When some user on example.com starts impersonating Al, how does Safari hiding everything but the domain help the user differentiate "example.com/profiles/al" from "example.com/profiles/fakeal"?
I'm not trying to be BOFH here... but it's not unreasonable to expect web users to have the same basic knowledge of a URL that they have for a telephone number. Most(perhaps nearly all?) of telephone users in the US know that in 123-456-7890, the "123" is an area code, "456" is an exchange, and "7890" is the line number. URLs are not that different. A similar knowledge of URLs would serve users well.
You're right, my phone number comment really didn't add up after I read your response. I can't think of a good solution for your example, even something as well known as Steam or American Eagle falls apart when the average person is presented with multiple choices. Short of spending loads of $$$ buying every domain similar to your company name, I don't see any good solutions. Sad state of affairs :(
It would, but the web is a mass-market project - while it would be nice if everyone understood how to read a URL, we should cater to the lowest (within reason) common denominator - especially when it comes to security.
The threat model for phone numbers is considerably different, not least due to the link-based nature of the web and email. The URL takes on the role of both the number and the caller ID (if caller ID didn't suck) - you should be able to be confident that you're talking to who you think you're talking to.

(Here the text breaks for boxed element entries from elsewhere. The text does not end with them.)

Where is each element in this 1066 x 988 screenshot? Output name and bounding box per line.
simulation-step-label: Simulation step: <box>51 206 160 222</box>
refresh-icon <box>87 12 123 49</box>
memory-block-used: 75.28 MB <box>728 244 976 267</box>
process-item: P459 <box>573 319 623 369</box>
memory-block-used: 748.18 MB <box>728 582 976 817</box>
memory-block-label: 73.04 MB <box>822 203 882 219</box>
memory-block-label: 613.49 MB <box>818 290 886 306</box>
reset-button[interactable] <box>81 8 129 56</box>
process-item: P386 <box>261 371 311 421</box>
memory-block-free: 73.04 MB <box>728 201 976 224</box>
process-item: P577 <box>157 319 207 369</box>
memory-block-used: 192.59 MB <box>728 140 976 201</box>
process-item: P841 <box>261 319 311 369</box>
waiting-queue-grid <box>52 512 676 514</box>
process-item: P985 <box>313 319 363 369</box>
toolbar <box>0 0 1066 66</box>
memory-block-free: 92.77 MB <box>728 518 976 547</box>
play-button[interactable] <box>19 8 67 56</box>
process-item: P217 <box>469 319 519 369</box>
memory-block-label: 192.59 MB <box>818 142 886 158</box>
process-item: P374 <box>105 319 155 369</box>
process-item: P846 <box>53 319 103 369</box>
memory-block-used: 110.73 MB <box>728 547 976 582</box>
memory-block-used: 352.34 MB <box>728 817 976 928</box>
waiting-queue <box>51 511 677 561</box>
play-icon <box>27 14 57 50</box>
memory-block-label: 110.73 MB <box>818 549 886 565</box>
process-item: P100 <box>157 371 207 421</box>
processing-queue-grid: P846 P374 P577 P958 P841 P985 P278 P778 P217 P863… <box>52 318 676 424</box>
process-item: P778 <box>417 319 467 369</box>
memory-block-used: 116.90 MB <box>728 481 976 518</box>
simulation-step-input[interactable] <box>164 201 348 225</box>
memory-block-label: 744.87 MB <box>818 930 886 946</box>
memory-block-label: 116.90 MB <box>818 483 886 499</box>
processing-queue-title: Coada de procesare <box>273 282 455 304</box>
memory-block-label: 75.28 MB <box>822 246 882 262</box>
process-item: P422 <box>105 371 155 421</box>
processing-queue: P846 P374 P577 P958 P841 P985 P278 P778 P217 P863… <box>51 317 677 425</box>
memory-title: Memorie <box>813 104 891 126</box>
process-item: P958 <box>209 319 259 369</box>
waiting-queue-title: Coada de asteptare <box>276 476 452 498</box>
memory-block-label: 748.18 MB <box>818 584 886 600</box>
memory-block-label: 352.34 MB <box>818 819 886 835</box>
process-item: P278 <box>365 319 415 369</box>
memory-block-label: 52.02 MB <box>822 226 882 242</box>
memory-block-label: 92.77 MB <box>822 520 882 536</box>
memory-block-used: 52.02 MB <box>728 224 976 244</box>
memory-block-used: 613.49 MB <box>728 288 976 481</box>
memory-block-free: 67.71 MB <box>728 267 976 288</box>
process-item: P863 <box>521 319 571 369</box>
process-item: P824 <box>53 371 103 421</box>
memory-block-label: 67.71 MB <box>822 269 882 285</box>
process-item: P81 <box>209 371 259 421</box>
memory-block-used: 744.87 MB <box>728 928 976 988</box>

The average internet user is unlikely to be able to detect a malicious URL. Do you think the average person can tell which of these URLs is legitimate, and owned by Example inc.?
- example.com/profiles/al
- example.com.profiles.al
- examp1e.com/profiles/al
- example.co/profiles/al
etc etc.
Safari already only shows the hostname to help with visual identification - this doesn't help with different-but-similar hosts, but it does help regular users to see what website they're on, if they are unfamiliar with the protocol/host/path structure of URLs. Which they shouldn't have to be.